Is that the one with William Hurt? I have a multi-part, made-for-TV Dune that is much better than the David Lynch movie--mostly, I'd say, because it has much more time to tell the story.
Avatar is still waaaaay beyond that, I'd say. It's what 20 more years--and the biggest movie budget of all time--will get for you!
All I can say is WOW! Both Mandi and I LOVED it and she is not a sci-fi person. We plan on going to see it again tomorrow, but this time in the 3D IMAX theater. Today was in 3D and it was pretty impressive and I'm wanting more. Truly an epic movie!
The numbers that are being recorded are impressive so far. I wonder when China will open it's doors to this movie and others.
Yep!

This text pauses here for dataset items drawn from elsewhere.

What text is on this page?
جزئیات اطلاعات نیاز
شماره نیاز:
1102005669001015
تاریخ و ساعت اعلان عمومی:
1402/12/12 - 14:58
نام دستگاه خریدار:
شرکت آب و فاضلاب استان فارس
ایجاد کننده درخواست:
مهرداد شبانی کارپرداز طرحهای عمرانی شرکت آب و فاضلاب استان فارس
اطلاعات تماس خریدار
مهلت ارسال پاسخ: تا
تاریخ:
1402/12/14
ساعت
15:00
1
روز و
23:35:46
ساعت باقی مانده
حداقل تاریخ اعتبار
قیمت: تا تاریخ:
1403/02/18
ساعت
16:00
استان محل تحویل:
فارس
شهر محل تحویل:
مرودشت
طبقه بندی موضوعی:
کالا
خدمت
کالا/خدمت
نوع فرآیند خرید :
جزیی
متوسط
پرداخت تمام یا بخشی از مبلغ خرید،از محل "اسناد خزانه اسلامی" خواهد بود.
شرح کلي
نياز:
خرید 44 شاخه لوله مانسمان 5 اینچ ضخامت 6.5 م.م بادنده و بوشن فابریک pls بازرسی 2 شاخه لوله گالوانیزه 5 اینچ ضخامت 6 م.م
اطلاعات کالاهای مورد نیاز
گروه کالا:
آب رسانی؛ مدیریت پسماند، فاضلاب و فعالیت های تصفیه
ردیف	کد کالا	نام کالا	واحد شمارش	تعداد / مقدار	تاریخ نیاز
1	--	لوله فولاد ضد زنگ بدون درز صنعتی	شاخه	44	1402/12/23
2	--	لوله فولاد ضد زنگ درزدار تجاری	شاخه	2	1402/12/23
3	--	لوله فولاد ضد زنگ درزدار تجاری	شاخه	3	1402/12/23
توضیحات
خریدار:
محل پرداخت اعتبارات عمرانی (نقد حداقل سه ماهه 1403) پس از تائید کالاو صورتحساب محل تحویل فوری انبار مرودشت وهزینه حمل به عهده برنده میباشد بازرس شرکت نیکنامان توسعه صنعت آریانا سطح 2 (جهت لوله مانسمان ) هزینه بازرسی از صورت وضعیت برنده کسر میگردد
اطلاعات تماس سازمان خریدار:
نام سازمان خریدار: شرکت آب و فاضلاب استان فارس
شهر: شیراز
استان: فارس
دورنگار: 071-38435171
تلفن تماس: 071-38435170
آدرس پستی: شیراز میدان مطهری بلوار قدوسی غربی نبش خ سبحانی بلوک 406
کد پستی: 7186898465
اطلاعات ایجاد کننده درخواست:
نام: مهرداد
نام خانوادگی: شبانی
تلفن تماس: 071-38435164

That's the one. I guess William Hurt got the top billing by name. He really doesn't star in it.
So how did the 3D work for you? I have only seen a couple other movies in 3D, and the experience has been nasty. The colors suffer, and the whole process seems mostly engineered to induce headaches. I'd love for the 3D thing to work, and if the process used in this movie works well I'd love to give it a try, but if it gets in the way of actually enjoying the movie I think I'd want to opt for the 2D version.
This is a new method of achieving the 3-D effect, as I understand it. My only discomfort was due to the 3-D glasses having to fit over my regular glasses (which they're designed to do--they're expensive enough that my theater had a whole staff to clean / distribute / collect / inventory the glasses for each show). It wasn't too bad, but two sets of glasses were a mite heavy and I sweated a bit under all the lenses.
But I literally forgot I was wearing them almost right away. There are the usual "hey y'all, look at THIS!" effects, but mostly it just imparts a sense of reality to what is otherwise a 2-D world. I'm going to try and drag Susan to see it this upcoming week, and maybe we'll see a 3-D version and maybe not (not sure how theaters are in Appleton).
Insofar as the film is primarily an exercise in virtual-reality immersion, I'd urge the attempt at 3-D.
Let me know what you think after you've seen it!
Excellent film. Saw it yesterday. Still in stunned mode.....
Kyle and I saw it yesterday and it was very good and Kyle did like it. In typical white man fashion, whatever he wants, he just destroys or kills to get it. This is so true even in the real world, just ask the indians. It was nice to see someone else walk away the winner for a change. I will definitely have to see it at least one more time to pick up what I lost the first time around. Id say your A+ was well deserved.